Researchers at Waseda University in Japan have developed a hybrid approach combining origami and kirigami techniques to enhance the performance and adaptability of stretchable electronic devices. The research, led by Professor Eiji Iwase and Mr. Nagi Nakamura from the Department of Applied Mechanics and Aerospace Engineering, was published on June 5, 2025, in the journal npj Flexible Electronics.

Stretchable electronics technology currently faces the challenge of balancing material performance and flexibility. Traditional elastomers have poor electrical properties, while origami- or kirigami-based structural solutions suffer from limitations in applicable area or difficulty in mounting rigid components.

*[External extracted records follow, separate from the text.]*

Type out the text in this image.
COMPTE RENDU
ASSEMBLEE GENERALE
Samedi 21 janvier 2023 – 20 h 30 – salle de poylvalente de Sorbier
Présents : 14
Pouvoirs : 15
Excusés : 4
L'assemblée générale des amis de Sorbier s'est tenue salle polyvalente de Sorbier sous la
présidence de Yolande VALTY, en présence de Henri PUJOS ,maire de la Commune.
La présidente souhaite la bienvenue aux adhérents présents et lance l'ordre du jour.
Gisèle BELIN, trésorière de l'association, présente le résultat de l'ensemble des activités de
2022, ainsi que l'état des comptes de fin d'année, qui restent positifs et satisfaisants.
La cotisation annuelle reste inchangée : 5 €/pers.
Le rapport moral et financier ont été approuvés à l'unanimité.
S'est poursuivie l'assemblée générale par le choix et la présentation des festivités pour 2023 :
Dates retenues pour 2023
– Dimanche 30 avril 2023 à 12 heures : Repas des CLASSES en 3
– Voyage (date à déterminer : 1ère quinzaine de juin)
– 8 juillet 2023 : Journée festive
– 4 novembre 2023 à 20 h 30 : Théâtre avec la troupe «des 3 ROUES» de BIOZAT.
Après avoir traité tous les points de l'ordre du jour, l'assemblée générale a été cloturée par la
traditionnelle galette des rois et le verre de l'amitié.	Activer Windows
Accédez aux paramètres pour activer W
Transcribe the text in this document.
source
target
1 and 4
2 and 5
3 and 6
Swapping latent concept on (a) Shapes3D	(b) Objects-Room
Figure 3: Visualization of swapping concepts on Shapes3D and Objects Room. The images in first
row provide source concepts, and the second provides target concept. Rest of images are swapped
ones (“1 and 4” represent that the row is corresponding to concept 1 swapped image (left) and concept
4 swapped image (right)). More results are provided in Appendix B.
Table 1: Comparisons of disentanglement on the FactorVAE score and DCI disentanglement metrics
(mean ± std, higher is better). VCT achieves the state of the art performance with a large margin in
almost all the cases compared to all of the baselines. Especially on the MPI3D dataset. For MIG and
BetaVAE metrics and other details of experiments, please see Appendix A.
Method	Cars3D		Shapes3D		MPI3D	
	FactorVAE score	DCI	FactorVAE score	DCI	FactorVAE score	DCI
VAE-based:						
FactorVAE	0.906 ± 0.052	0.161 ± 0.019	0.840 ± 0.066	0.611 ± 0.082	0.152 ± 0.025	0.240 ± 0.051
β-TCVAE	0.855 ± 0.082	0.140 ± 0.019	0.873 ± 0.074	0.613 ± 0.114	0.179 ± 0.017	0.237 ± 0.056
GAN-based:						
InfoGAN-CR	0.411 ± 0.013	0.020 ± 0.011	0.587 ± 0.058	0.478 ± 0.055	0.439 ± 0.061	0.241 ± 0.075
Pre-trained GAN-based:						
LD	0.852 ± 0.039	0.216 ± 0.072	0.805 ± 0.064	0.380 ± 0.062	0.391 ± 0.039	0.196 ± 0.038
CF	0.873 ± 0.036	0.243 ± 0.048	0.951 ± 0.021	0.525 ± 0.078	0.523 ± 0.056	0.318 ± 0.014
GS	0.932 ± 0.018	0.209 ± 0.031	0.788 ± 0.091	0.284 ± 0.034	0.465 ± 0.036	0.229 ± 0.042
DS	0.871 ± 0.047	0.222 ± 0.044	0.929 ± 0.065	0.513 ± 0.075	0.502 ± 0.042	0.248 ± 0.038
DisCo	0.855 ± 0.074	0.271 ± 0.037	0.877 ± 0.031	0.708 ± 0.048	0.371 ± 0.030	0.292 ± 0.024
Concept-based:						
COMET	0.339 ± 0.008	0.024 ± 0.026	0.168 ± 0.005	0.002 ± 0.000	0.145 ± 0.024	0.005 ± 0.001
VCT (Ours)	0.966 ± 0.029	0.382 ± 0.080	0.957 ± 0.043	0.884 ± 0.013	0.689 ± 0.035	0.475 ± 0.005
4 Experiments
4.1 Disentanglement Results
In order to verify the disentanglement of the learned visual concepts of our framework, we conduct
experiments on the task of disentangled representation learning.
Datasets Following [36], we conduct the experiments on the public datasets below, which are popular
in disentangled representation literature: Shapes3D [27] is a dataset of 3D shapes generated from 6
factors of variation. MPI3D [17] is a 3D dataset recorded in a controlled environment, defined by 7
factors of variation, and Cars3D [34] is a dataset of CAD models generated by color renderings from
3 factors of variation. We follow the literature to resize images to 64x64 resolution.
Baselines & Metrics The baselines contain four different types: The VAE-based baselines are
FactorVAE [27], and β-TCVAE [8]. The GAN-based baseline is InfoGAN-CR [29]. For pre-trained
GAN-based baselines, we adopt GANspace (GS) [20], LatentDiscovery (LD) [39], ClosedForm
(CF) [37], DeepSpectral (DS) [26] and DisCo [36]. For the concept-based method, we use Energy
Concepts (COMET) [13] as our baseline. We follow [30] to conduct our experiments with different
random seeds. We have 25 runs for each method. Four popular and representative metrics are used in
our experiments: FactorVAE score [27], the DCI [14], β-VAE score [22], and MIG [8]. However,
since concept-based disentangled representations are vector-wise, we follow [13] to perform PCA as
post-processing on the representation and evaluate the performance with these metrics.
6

The "kirigami-origami" structure proposed by the Waseda team combines orthogonal cutting lines and folding lines, forming Z-shaped hinges and rotating panels during stretching. This supports large-area expansion while providing a stable mounting platform for electronic components.

Professor Iwase stated: "In this study, we propose a kirigami structure that integrates folding lines and cutting lines. It combines the advantages of origami and kirigami while compensating for their respective shortcomings. This structure enables large-unit, large-area electronic devices and allows rigid electronic components to be folded through stretching."

The research team also noticed issues with panel deformation and elastic forces in practical applications, so they developed an "elastic origami model" and buffer structures. The buffer design connects fixtures through trapezoidal extensions, resulting in a more uniform tension distribution and better simulation of the deformation behavior of rigid models. To verify the technical feasibility, the team fabricated a stretchable display containing more than 500 hinges and 145 LEDs, which maintained stable performance both before and after folding.

This kirigami-origami technique provides a new pathway for developing high-performance wearable sensors, curved displays, and flexible sensing systems for robots. Iwase added: "Our method can develop stretchable electronic devices that adapt to complex shapes without compromising performance, including next-generation high-performance wearable sensors, curved displays, and flexible sensors and actuators for human-assistive robots."